Dr. Wolfe said it was likely that he would need to take a portion of nerve from Mr. Hollis's leg, leaving him with just a small patch of numbness on that limb.

Glue made from compounds found in the patient's bloodstream will then be used to join working and non-working nerves together to eventually enable the muscles in his shoulder and upper arm to function again.

A team of ten medics will be involved in the operation, which is done entirely under a microscope using a needle barely visible to the human eye.
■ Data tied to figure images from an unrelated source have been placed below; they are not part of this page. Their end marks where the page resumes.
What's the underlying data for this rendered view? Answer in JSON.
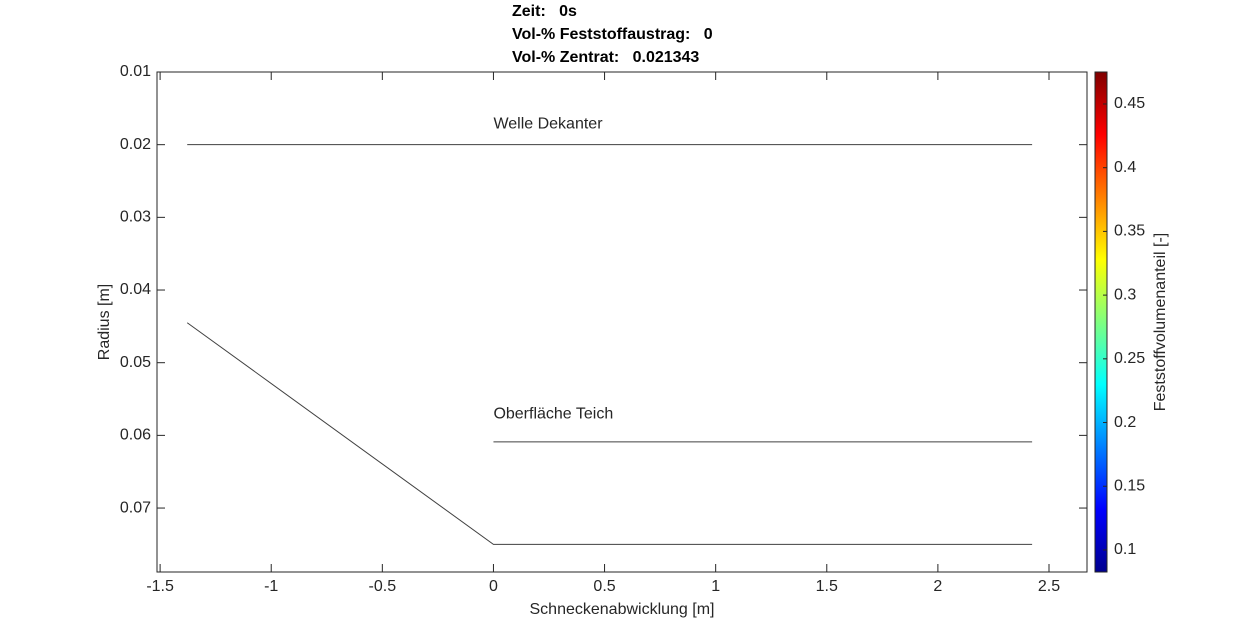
{
  "chart_data": {
    "type": "line",
    "title_lines": [
      "Zeit:   0s",
      "Vol-% Feststoffaustrag:   0",
      "Vol-% Zentrat:   0.021343"
    ],
    "x_label": "Schneckenabwicklung [m]",
    "y_label": "Radius [m]",
    "xlim": [
      -1.514,
      2.671
    ],
    "ylim": [
      0.01,
      0.0788
    ],
    "y_reversed": true,
    "xticks": [
      -1.5,
      -1,
      -0.5,
      0,
      0.5,
      1,
      1.5,
      2,
      2.5
    ],
    "yticks": [
      0.01,
      0.02,
      0.03,
      0.04,
      0.05,
      0.06,
      0.07
    ],
    "series": [
      {
        "color": "#404040",
        "x": [
          -1.378,
          2.424
        ],
        "values": [
          0.02,
          0.02
        ]
      },
      {
        "color": "#404040",
        "x": [
          0,
          2.424
        ],
        "values": [
          0.0609,
          0.0609
        ]
      },
      {
        "color": "#404040",
        "x": [
          -1.378,
          0,
          2.424
        ],
        "values": [
          0.0445,
          0.075,
          0.075
        ]
      }
    ],
    "annotations": [
      {
        "text": "Welle Dekanter",
        "x": 0,
        "y": 0.0172
      },
      {
        "text": "Oberfläche Teich",
        "x": 0,
        "y": 0.0571
      }
    ],
    "colorbar": {
      "label": "Feststoffvolumenanteil [-]",
      "colormap": "jet",
      "clim": [
        0.0827,
        0.4751
      ],
      "ticks": [
        0.1,
        0.15,
        0.2,
        0.25,
        0.3,
        0.35,
        0.4,
        0.45
      ]
    }
  }
}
Modern nerve transfers have a success rate of about 90 percent.

"The nerves have to regenerate," said Dr. Wolfe. "Nerves can grow but they grow a millimetre a day. These nerve transfers have three inches to grow. It will take a minimum of 100 days to reach the muscle.

"What Mr. Hollis would consider useful function — it's probably going to be a year before he feels he gets some function back."

Mr. Hollis said: "Thirty years ago, nothing could have been done and I would have been left with the paralysis for the rest of my life. I am blessed that with the marvels of modern medicine and, in particular, microsurgery, they say that they can restore the use of my arm to about 80 to 90 percent."

He added: "I feel like I am part of an exciting experiment on the cutting edge of modern medicine."